IŞİD, İslami Halifeliği 2014’te ilan etmek için Al-Nuri Camisi’ni seçtiğinden beri Irak’ın ikinci en büyük şehri olan Musul’da devam eden savaş, Musul halkının birçoğunu evlerini daha güvenli yerlerde aramaya zorunlu bıraktı. Bu dramatik durum, Irak ordusunun geçtiğimiz aylarda şehrin kontrolünü IŞİD’den almak için yürüttüğü savaşlarla büyük ölçüde ağırlaştı. Bomba ve patlama sesleri Musul’da kesildiğinde, hayat sokaklarda ve mahallelerde tekrar ortaya çıkmaya başlayacak ve kendi şehirlerinde mülteci haline gelen binlerce insan geri dönecek. Molozların yok olduğu ve şehrin yavaş yavaş normalleştiği gelecekte, orada yaşayanların hayatlarına egemen olan savaştan uzakta bir hayatın yeniden kurulması gerekecek. Archstorming de bu konuya dikkat çeken ve gelecekte orada yaşam olmasını destekleyen mimari bir yarışma düzenledi: Mosul Postwar Camp (Musul Savaş Sonrası Yerleşimleri).
Jürisinde Charles Walker, Amro Sallam gibi değerli mimarların bulunduğu yarışmaya ise Türkiye’den de bir ekip katıldı ve işleri yarışmada dereceye giremese de ses getirdi. “Yeni Babil Kulesi” diye geçen mimari tasarım Kurtuluş Göktaş, Mohamed Abdellatif ve Demet Karabacak’a ait.
“Dediler: gel, kendimize bir şehir inşa edelim, kulesinden cennete uzandığımız” (yaradılış 11).
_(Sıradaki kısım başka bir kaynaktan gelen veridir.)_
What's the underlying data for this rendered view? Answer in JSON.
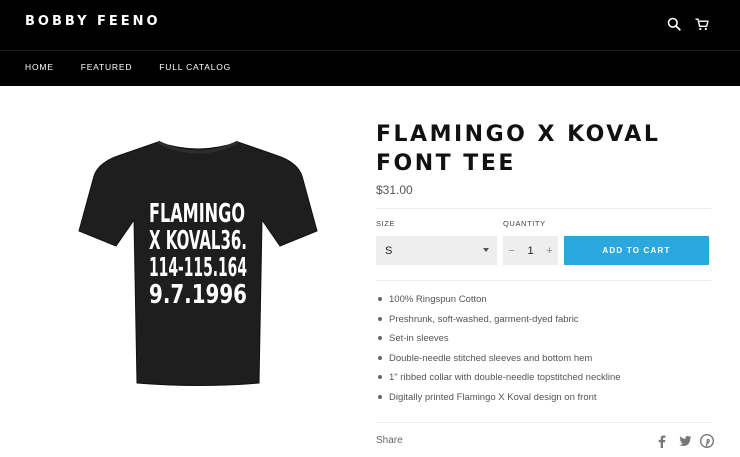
{
  "header": {
    "logo": "BOBBY FEENO",
    "search_icon": "search-icon",
    "cart_icon": "cart-icon"
  },
  "nav": {
    "items": [
      {
        "label": "HOME"
      },
      {
        "label": "FEATURED"
      },
      {
        "label": "FULL CATALOG"
      }
    ]
  },
  "product": {
    "image_text_lines": [
      "FLAMINGO",
      "X KOVAL36.",
      "114-115.164",
      "9.7.1996"
    ],
    "shirt_color": "#1e1e1e",
    "title": "FLAMINGO X KOVAL FONT TEE",
    "price": "$31.00",
    "size_label": "SIZE",
    "size_value": "S",
    "quantity_label": "QUANTITY",
    "quantity_minus": "−",
    "quantity_value": "1",
    "quantity_plus": "+",
    "add_to_cart": "ADD TO CART",
    "features": [
      "100% Ringspun Cotton",
      "Preshrunk, soft-washed, garment-dyed fabric",
      "Set-in sleeves",
      "Double-needle stitched sleeves and bottom hem",
      "1\" ribbed collar with double-needle topstitched neckline",
      "Digitally printed Flamingo X Koval design on front"
    ],
    "share_label": "Share",
    "social_icons": [
      "facebook-icon",
      "twitter-icon",
      "pinterest-icon"
    ]
  },
  "colors": {
    "header_bg": "#000000",
    "accent": "#2da8de",
    "control_bg": "#eeeeee"
  }
}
Geçmişte tabii ki bu cümleler kurulduğunda geleceğe nasıl ilham vereceği bilinmiyordu. Bu ilhamlar dogmatik şekilde savaşa da yönlendirebiliyor kişileri, savaş sonrası yaraları saracak binaların hayalini kurmaya da. Mimarlar çıkış noktalarını planlarken hem Babil hikayesinin hem de Musul sorununun Irak’ta aynı bölgede yer almasına dikkat ettiler mi bilmiyorum ama bu detay onların da gözlerinden kaçmamıştır eminim. Ayrıca Musul ve Babil’in bir ortak noktası da orada yaşayanların anlaşmazlığa düşerek şehri parçalaması.
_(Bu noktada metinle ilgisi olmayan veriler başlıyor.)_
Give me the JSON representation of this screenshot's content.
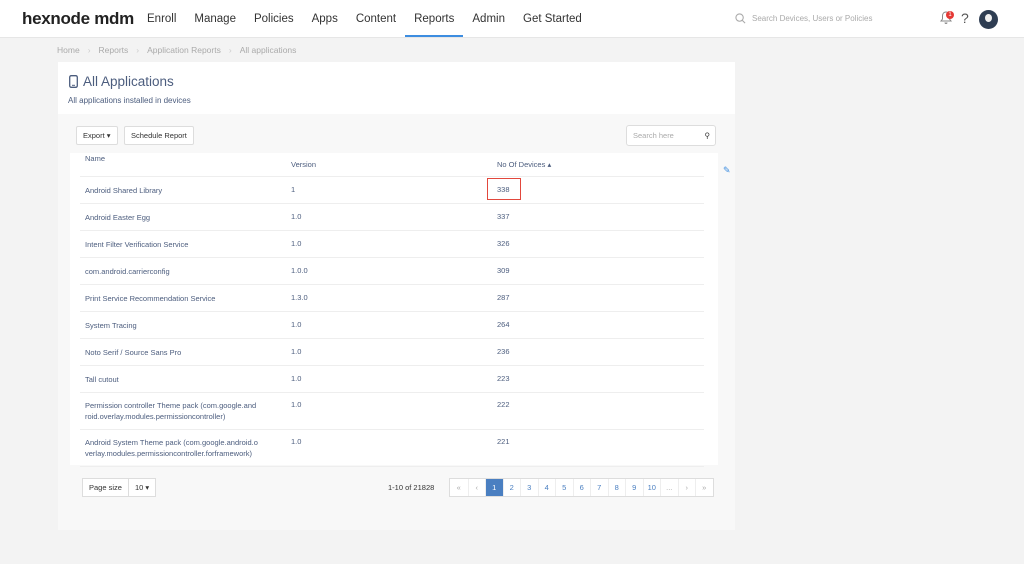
{
  "nav": {
    "logo": "hexnode mdm",
    "items": [
      "Enroll",
      "Manage",
      "Policies",
      "Apps",
      "Content",
      "Reports",
      "Admin",
      "Get Started"
    ],
    "active": "Reports",
    "search_placeholder": "Search Devices, Users or Policies",
    "notification_count": "1",
    "help": "?"
  },
  "breadcrumb": [
    "Home",
    "Reports",
    "Application Reports",
    "All applications"
  ],
  "page": {
    "title": "All Applications",
    "subtitle": "All applications installed in devices"
  },
  "toolbar": {
    "export": "Export",
    "schedule": "Schedule Report",
    "search_placeholder": "Search here"
  },
  "table": {
    "headers": [
      "Name",
      "Version",
      "No Of Devices"
    ],
    "sort": "ascending-icon",
    "rows": [
      {
        "name": "Android Shared Library",
        "version": "1",
        "devices": "338"
      },
      {
        "name": "Android Easter Egg",
        "version": "1.0",
        "devices": "337"
      },
      {
        "name": "Intent Filter Verification Service",
        "version": "1.0",
        "devices": "326"
      },
      {
        "name": "com.android.carrierconfig",
        "version": "1.0.0",
        "devices": "309"
      },
      {
        "name": "Print Service Recommendation Service",
        "version": "1.3.0",
        "devices": "287"
      },
      {
        "name": "System Tracing",
        "version": "1.0",
        "devices": "264"
      },
      {
        "name": "Noto Serif / Source Sans Pro",
        "version": "1.0",
        "devices": "236"
      },
      {
        "name": "Tall cutout",
        "version": "1.0",
        "devices": "223"
      },
      {
        "name": "Permission controller Theme pack (com.google.and roid.overlay.modules.permissioncontroller)",
        "version": "1.0",
        "devices": "222"
      },
      {
        "name": "Android System Theme pack (com.google.android.o verlay.modules.permissioncontroller.forframework)",
        "version": "1.0",
        "devices": "221"
      }
    ]
  },
  "footer": {
    "page_size_label": "Page size",
    "page_size": "10",
    "count": "1-10 of 21828",
    "pages": [
      "«",
      "‹",
      "1",
      "2",
      "3",
      "4",
      "5",
      "6",
      "7",
      "8",
      "9",
      "10",
      "...",
      "›",
      "»"
    ],
    "current": "1"
  },
  "colors": {
    "accent": "#4a7fc1",
    "highlight": "#e2483d"
  }
}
Proje bir çözüm sunmak için, farklı insanların bir arada yaşayıp iletişim kurabileceği köprüler oluşturarak ortak bir zemin yaratmayı amaçlıyor. Eski Irak evlerinde kullanılan, ikinci kattan iki evi birbirine bağlayan ve kemerli bir geçit olan “qantara” kavramını kullanıyor mimarlar. “qantara”lar sayesinde, yürüyenlerin dinlenebileceği ve insanların birbiriyle sosyalleşebileceği gölge alanlar yaratılmış oluyor. Sadece “Yeni Babil Kulesi” değil, konut kümeleri de qantara ile bağlanıyor projede. Ayrıca ilk başta konut olarak kullanılacak “Yeni Babil Kulesi”, halk kendi evlerine taşındıktan sonra savaş anıtı olarak şehirde kalacak. Merkeze taşınacak anıt, gelecek nesillere geçmişin hatalarını daima hatırlatmayı amaçlıyor.